Tampilkan postingan dengan label Danau Purba Cikijing. Tampilkan semua postingan
Tampilkan postingan dengan label Danau Purba Cikijing. Tampilkan semua postingan

Jumat, 23 Oktober 2020

Danau Purba Cikijing

(Tulisan Hutan Rimbun tahun 2012 yang di muat ulang di blog ini)

Silahkan ini di cap sebagai isapan jempol semata, saya tidak peduli, karena saya bukan siapa-siapa dan secara keilmuan pun sangat-sangat jauh untuk dipecaya sebagai kajian ilmiah, apalagi saya tidak bergelar strata pendidikan karena biasanya orang lebih menganggap ilmiah pada tulisan yang dibuat orang bertitel.
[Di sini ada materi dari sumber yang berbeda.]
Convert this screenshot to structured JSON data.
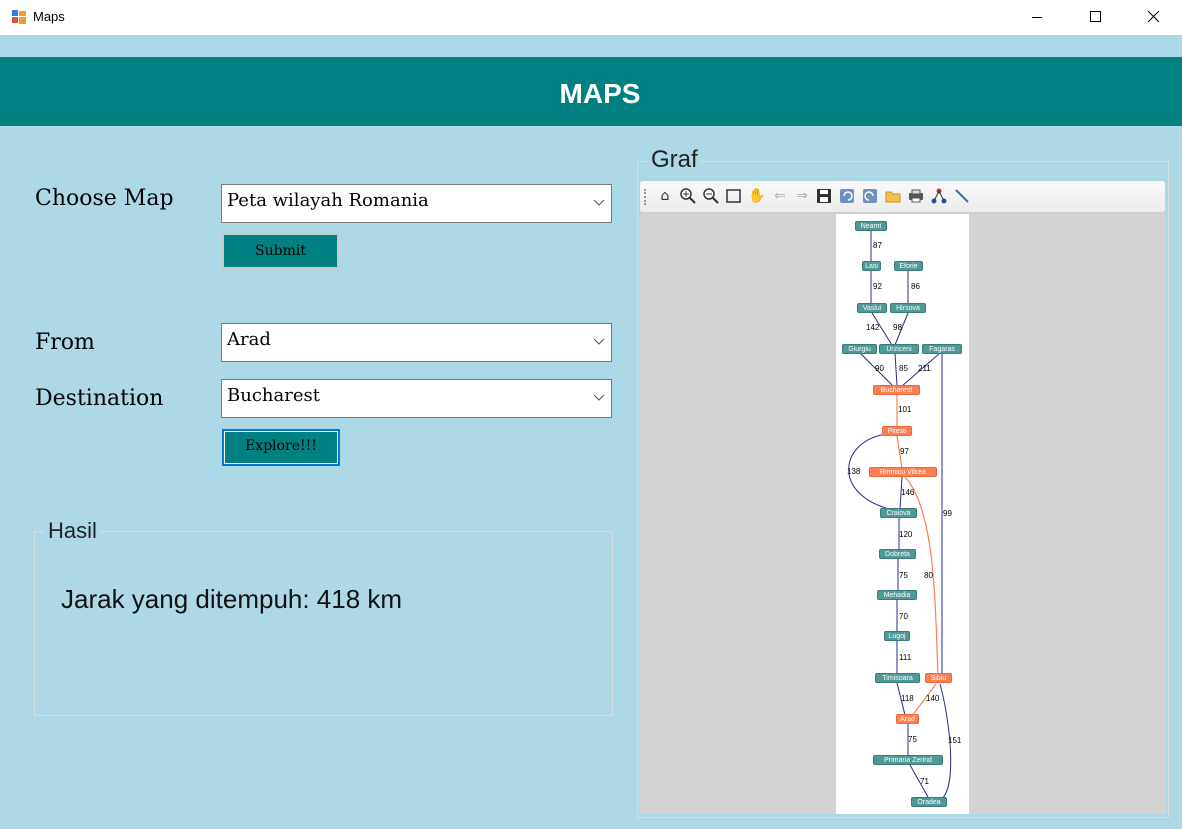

Ini hanyalah sebuah analisis prematur saya terhadap lingkungan saya sendiri yang kebetulan saya dilahirkan dan dibesarkan di Cikijing, Jawa Barat. Dimana kawasan ini tepat berada di kaki gunung Cereme yang dari tahun 2004 statusnya meningkat menjadi Taman Nasional Ciremai (BTNGC).


G. Ciremai dilihat dari Wd. Darma


Dasar Pemikiran

  1. Melihat dan membaca tentang Danau Purba Bandung di internet dan teringat gurauan saya di facebook mengenai bahwa ‘’Cikijing teh kurang leuwih sarua jeung Bandung....”
  2. Saya jadi teringat dulu teman saya cerita tentang sesepuhnya yang pernah bilang bahwa Cikijing itu merupakan sebuah danau dan akan kembali jadi sebuah danau.
  3. Akhirnya saya buka google map dan saya bandingkan dengan peta situs danau purba bandung.. eh ternyata ada kemiripan.
  4. Pikiran saya langsung menjurus ke sejarah Talaga Manggung karena Cikijing memang dulunya dibawah kewadanaan Talaga.


Danau Purba Cikijing
Danau purba ini entah apa namanya, mau disebut Danau Purba Talaga? silahkan! hanya mungkin lucu juga sebab danau kan kurang lebih artinya sama dengan Telaga (talaga; sunda) jadi selanjutnya kita sebut saja Danau Purba Cikijing ya... hehehe... silahkan protes !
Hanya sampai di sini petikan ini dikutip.